A District Court in California recently said that the act of threatening to arrest a person solely for recording police officers is a clear violation of the First Amendment.
The summary judgment was given in Barich v. City of Cotati, where a civilian who often records city officials claimed the chief of police violated his First Amendment rights by threatening to arrest him if he recorded the chief.
The court also said the police chief is not entitled to qualified immunity, which would shield him from liability for the violation of an individual’s federal constitutional rights, as it’s clear that the public has the right to record government officials in public places.
According to Chief Parish’s deposition testimony he was uniformed, armed, and present in his capacity as Chief of Police at a Cotati City Council meeting on April 22, 2014.

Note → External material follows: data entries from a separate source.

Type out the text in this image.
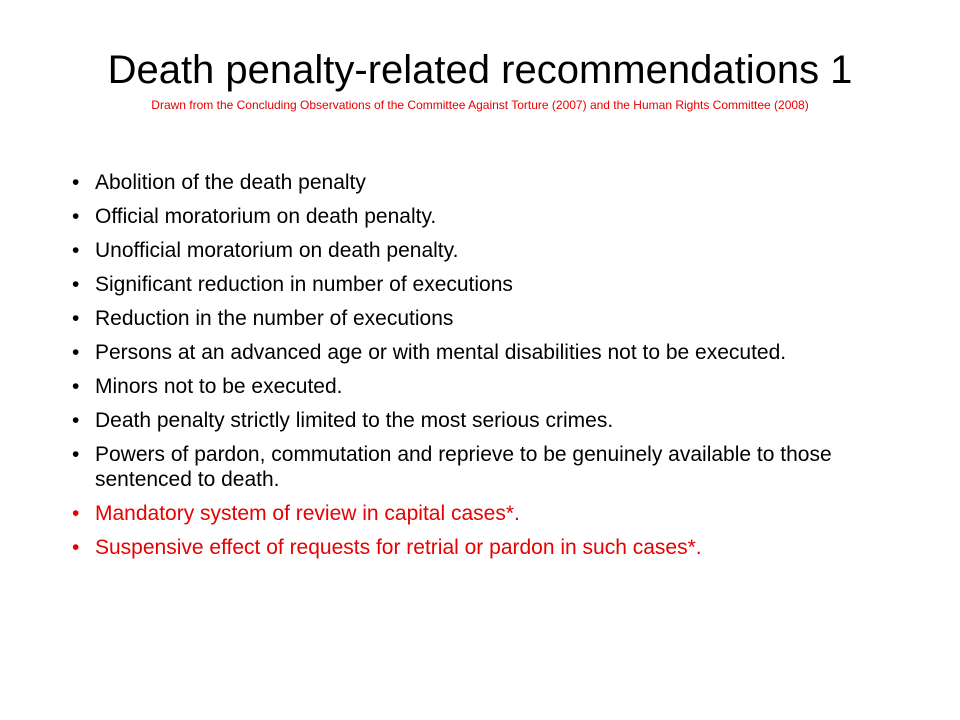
Death penalty-related recommendations 1
Drawn from the Concluding Observations of the Committee Against Torture (2007) and the Human Rights Committee (2008)
• Abolition of the death penalty
• Official moratorium on death penalty.
• Unofficial moratorium on death penalty.
• Significant reduction in number of executions
• Reduction in the number of executions
• Persons at an advanced age or with mental disabilities not to be executed.
• Minors not to be executed.
• Death penalty strictly limited to the most serious crimes.
• Powers of pardon, commutation and reprieve to be genuinely available to those sentenced to death.
• Mandatory system of review in capital cases*.
• Suspensive effect of requests for retrial or pardon in such cases*.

After the meeting the chief confronted Barich outside the city council chamber where, in his own words, this happened:
“I told [Barich] that if he were recording me—and thereby lying to me by telling me that he was not—that I would arrest him.”
The chief explained that he “wanted to make sure [he] wasn’t being recorded.”
The court order goes on to state that judging by the ‘undisputed facts’, Chief Parish clearly violated Barich’s First amendment rights:
“To succeed on a First Amendment claim, a plaintiff must prove that a state actor did something that “would chill . . . a person of ordinary firmness from future First Amendment activities,” and that the state actor’s conduct was motivated (at least in part) by a desire to chill the First Amendment activity… Filming a police officer on duty is protected First Amendment activity. And threatening to arrest someone “is enough to chill First Amendment rights.”
The fact that Barich was not recording that specific conversation is irrelevant, sais the court, which also dismissed the defendant’s claim that Barich was not “chilled” by the ordeal.
Although Barich does not seem to have been deeply affected (“chilled”) by the threat of being arrested, and the defendants prove this by pointing out that he continued to record city matters after the confrontation with Chief Parish, but the court maintained that the intent of the action is what counts, “because it would be unjust to allow a defendant to escape liability for a First Amendment violation merely because an unusually determined plaintiff persists in his protected activity”. In other words, the court says that Barich did not have to “demonstrate that his speech was actually inhibited or suppressed” in order to prove that his rights were violated:
“The chilling effect of a defendant’s conduct is measured objectively, not subjectively: all that matters is whether a defendant’s conduct would chill a person of ordinary firmness. No reasonable trier of fact could doubt that a person of ordinary firmness would be deterred by the threat of arrest.”
The court order concluded the Barich’s motion with the following:
“In sum, at the time of Chief Parish’s conduct, Barich had a clearly established First Amendment right to record a police officer on public property. Nevertheless, Chief Parish told Barich that, if he exercised his First Amendment right, he would be arrested. Chief Parish made this threat to deter Barich from recording him, and a reasonable person of ordinary firmness would in fact be deterred by this threat of arrest. For these reasons, Barich is entitled to summary judgment against Chief Parish on this claim. And because Chief Parish is a policymaker for the City of Cotati for these purposes, Barich is also entitled to summary judgment against the City.”
It seems there has been a dramatic rise in recent years in cases where law enforcement officers bend the laws or straight out ignore them. Hopefully the court’s ruling will serve as a reminder (to rogue officers) that police is meant to ‘protect and serve’ the community, rather than use its power to enforce what suits its own needs.